I believe most of us are not experiencing the full-out joy, abundance, and love that we are here to experience. And I believe each of us is solely responsible for our own Juicy Joy. I have a few theories about the origin of our miserly tendencies to stifle our joy, and one of these theories was formed about six years ago, on vacation with my kids.
We had been waiting for almost a year for our turn to stay at the brand new Animal Kingdom Lodge that had just opened at Disney World. My son, who was seven years old at the time, was just a tremendous animal lover. He had jungle scenes painted all over his room, stuffed animal monkey collections, the works. My daughter, Katy, who was two years old, had naturally caught the contagious excitement, and she knew something really spectacular was waiting for us on this vacation.
We checked in kind of late and went out on our balcony, and I think we saw a deer off in the distance, but nothing really amazing that first night. The hotel was set up in a U-shape, with a Disney-esque African savannah in the middle where the animals would make appearances. Trees were beyond the savannah, for the times when they didn’t feel like socializing. We’d been told the best time to see the animals was morning, so we went to sleep.
Being two years old, my daughter was the first one awake the next morning. I picked her up and I didn’t want her to wake up my son, so I decided to take her out on the balcony for a while since it was still pretty early.
I pulled back the curtain and I saw the most spectacular display of animals. There was a watering hole where they’d come to drink – giraffes, zebras, all kinds of antlered creatures . . . I stepped out onto the balcony with Katy, and she lifted up her sleepy head.
It took her a moment to process everything. Then she just went crazy with excitement. She started shouting, “AMINALS!! AMINALS!!!” And as soon as she did, every single animal jumped and ran off into the trees. Disappeared.
I heard this broad, collective “AWWWWW,” and for the first time I noticed that everyone who was staying at the Animal Kingdom Lodge had come out on their balconies to witness this silent, reverent morning gathering of the whole menagerie.
I said to my daughter, “Katy, honey, you scared them away . . .”
Her sweet face just crumbled. Huge tears started streaming down her face. And then I started to cry, too, as I realized that it was my embarrassment about all the people on their balconies that caused me to react to her that way. All she was doing was expressing her natural joy and excitement over something that was so wonderful to her.

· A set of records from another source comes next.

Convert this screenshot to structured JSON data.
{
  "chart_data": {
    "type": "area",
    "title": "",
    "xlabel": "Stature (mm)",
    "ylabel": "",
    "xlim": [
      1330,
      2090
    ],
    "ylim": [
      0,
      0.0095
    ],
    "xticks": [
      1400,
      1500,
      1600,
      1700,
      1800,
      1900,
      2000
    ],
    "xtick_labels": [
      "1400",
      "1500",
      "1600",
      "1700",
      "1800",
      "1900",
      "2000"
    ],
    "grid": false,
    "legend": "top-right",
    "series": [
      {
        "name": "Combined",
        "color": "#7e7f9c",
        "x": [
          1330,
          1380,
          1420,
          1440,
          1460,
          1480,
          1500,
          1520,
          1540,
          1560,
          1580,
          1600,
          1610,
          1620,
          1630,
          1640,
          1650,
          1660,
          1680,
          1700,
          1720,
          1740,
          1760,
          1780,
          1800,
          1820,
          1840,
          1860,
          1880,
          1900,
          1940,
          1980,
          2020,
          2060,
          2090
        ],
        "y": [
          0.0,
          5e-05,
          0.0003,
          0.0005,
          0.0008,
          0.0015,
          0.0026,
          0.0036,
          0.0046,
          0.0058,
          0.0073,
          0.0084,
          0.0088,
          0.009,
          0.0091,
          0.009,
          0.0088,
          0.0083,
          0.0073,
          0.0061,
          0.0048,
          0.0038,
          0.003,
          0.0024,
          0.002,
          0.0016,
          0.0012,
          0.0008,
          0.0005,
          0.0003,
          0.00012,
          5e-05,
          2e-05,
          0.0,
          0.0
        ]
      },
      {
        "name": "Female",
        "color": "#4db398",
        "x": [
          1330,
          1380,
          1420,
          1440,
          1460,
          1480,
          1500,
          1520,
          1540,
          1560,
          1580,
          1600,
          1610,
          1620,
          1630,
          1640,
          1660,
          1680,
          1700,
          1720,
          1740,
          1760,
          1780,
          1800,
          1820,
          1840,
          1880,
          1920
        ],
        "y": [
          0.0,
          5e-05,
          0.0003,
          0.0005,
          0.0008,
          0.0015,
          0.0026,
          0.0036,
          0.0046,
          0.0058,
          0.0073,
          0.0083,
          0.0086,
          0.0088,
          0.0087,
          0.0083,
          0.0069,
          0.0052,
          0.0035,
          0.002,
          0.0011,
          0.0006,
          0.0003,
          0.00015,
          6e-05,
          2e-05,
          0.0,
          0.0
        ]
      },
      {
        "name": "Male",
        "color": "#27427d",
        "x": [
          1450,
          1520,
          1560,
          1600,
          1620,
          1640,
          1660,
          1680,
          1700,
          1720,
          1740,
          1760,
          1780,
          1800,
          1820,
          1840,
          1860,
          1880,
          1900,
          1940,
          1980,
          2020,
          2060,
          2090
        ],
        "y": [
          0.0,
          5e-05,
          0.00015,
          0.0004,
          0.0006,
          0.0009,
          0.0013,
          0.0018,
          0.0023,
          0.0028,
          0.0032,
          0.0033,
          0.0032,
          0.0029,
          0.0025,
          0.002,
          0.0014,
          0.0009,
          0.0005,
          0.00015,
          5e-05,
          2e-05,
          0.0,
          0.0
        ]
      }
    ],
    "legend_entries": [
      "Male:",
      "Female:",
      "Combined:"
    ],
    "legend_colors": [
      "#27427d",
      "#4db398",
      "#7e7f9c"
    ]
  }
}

And I thought about how I do that to my kids – how we all do it – even in our mundane, day-to-day activities. When my son was young, he would express his joy at the beach by running, full-out, as fast as he could down the shoreline. I stifled his joy by stopping him and calling him back.
My daughter used to express the joy she got from her spaghetti by standing up in her chair in the restaurant to sing and dance about it. And of course, I stifled her pasta enthusiasm when I made her get down. Just think about how many times in an average day we ask children to REIGN IN the natural joy and enthusiasm they’re feeling!
It is inevitable, under these conditions, that a child would form the subconscious belief, “feeling and expressing my joy full-out is wrong, wrong, wrong.” It is inevitable that a child would start to subconsciously equate his unbridled enthusiasm with feelings of unease, so that whenever a situation felt too good, too joyous, he would subconsciously feel a need to cap that happiness before it made anyone upset.
My point today is not about whether or not parents should rein in the expression of emotions, but about acknowledging that this IS one of the ways we indoctrinate our offspring into our culture. This is how every one of US grew up, whether we had fantastic parents or awful parents. For some of us, the message was more barbed than it was for others, but the way our society is structured, it’s unlikely any of us escaped messages about limiting or censoring joy, or escaped forming the limiting beliefs these stifling messages generated.
As with practically every Juicy Joy practice, the first step to rewiring these limiting beliefs is AWARENESS. Pay attention to your subconscious tendencies to limit the amount of abundance, love, and joy you allow yourself to experience and express. When you notice that feeling of unease when things seem “too good to be true,” make a conscious decision to enthusiastically push past it – to deliberately bump up your threshold for joy. It may take many baby steps, but with every small step you’ll be inching toward an ever-juicier and more joyful existence!